Delivering a keynote address at last week’s Gartner Security & Risk Management Summit outside of Washington DC, the former top-ranking military advisor to Presidents Obama and George W Bush said primary on his list of concerns was US national debt, followed closely by cybersecurity-related issues.
Referring to the government’s debt situation, Mullen implored that “if we as a country don’t correct this…then almost everything else doesn’t matter because we will not have the resources available” to compete on the global stage.
Lamenting a lack of political leadership and cooperation on key issues, Mullen added that “politicians get paid to solve problems, and there are really difficult problems that won’t get solved without courageous, bipartisan, bold politicians making bold decisions”. He was careful not to single out any political party in particular, but instead labeled this as a widespread problem inherent across the US political landscape.
It is this type of political wrangling that has hampered the US government from formulating a comprehensive response to the cybersecurity imperative – in particular a series of failed bills that prompted Obama to issue his executive order on cybersecurity for critical infrastructure in February.
Mullen then spent the rest of his comments on the issue of cybersecurity and, specifically, the oftentimes contentious situation between the US and China in this area.
Regarding challenges the US faces in cybersecurity, which he has contemplated for several years now, Mullen noted it is “the only existential threat of concern”, explaining further that it has changed our way of life in a way that there is no going back.
“I’ve fought the cyber fight”, he exclaimed, underscoring its importance. “I have seen the lethality of the enemy – up close and personal”. Mullen said the battle is a “two-way street”, with most nation-states employing highly capable cybersecurity specialists in an “incredibly dangerous” world that “travels at light speed”.
Highlighting the importance of the recent summit between Obama and Chinese President Xi Jinping, Mullen said it was imperative for the two leaders to address cybersecurity-related issues in a cooperative manner. “The Chinese have very clearly been stealing our intellectual property, mostly because they need it to make their businesses grow”, he asserted, adding that without this IP pipeline, the Chinese could not achieve sustainable economic growth that would promote internal stability.
“I think this relationship is the most important bilateral relationship in the world… and cyber[security] is at the heart of this”, Mullen opined.
What makes this rampant IP theft possible, he continued, is an outdated strategy toward information and internet security. “My view is that we are basically patching the problem”, Mullen remarked, calling it a “software game” where security patches actually introduce the possibility for more vulnerabilities. It’s a ‘who can out-patch who’ game, according to the retired four-star admiral, a contest he considers “a failed strategy”.

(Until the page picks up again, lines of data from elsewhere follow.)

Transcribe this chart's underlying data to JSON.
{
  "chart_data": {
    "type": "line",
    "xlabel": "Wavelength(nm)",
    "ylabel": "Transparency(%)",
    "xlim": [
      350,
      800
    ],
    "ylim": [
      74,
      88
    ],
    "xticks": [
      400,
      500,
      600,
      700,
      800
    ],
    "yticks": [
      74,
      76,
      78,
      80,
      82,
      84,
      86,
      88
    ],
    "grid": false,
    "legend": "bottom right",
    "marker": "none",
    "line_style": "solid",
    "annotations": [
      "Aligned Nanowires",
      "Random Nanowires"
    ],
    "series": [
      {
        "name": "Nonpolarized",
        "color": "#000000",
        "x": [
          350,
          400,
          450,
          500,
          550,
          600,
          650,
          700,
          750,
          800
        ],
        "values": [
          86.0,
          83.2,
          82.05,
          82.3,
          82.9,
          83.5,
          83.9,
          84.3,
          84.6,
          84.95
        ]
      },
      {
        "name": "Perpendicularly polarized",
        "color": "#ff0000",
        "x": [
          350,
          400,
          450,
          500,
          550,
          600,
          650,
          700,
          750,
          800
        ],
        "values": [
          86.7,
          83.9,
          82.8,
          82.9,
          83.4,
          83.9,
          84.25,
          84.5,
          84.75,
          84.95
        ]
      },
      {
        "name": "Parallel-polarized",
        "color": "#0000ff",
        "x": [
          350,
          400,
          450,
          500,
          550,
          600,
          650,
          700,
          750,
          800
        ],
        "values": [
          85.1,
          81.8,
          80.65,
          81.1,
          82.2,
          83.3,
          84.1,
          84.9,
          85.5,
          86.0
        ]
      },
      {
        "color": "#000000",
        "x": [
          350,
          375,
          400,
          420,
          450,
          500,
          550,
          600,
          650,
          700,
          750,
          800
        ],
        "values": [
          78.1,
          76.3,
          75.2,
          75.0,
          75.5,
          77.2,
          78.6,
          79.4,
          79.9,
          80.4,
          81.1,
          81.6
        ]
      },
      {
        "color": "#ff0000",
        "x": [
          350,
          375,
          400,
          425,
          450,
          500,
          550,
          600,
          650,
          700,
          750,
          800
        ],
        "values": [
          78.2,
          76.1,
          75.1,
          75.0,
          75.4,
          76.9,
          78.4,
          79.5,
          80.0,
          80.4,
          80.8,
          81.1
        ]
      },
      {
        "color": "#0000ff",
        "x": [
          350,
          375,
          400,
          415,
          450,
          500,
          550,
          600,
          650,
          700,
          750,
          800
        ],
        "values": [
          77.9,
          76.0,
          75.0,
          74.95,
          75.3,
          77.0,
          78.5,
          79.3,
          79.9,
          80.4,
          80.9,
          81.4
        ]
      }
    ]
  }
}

One recommendation he received was “rebuilding the internet”, and this time starting from scratch with security built-in – a rather daunting task Mullen admitted. “It actually makes some sense, and from my perspective the sooner the better.”
A primary barrier to this fundamental re-thinking of internet security revolves around political leadership, and the requisite will to engage in action, Mullen said. To him, the time when CEOs and political leaders could simply rely on their technical experts to come up with solutions has long passed.
“Leaders need to understand the technology. Leaders need to understand what the best way is in terms of investment. Leaders create policies that impact us all”, he commented, noting that more research dollars are needed in the area of cybersecurity. “Leaders are paid to take risk, and leaders need to be bold and courageous”.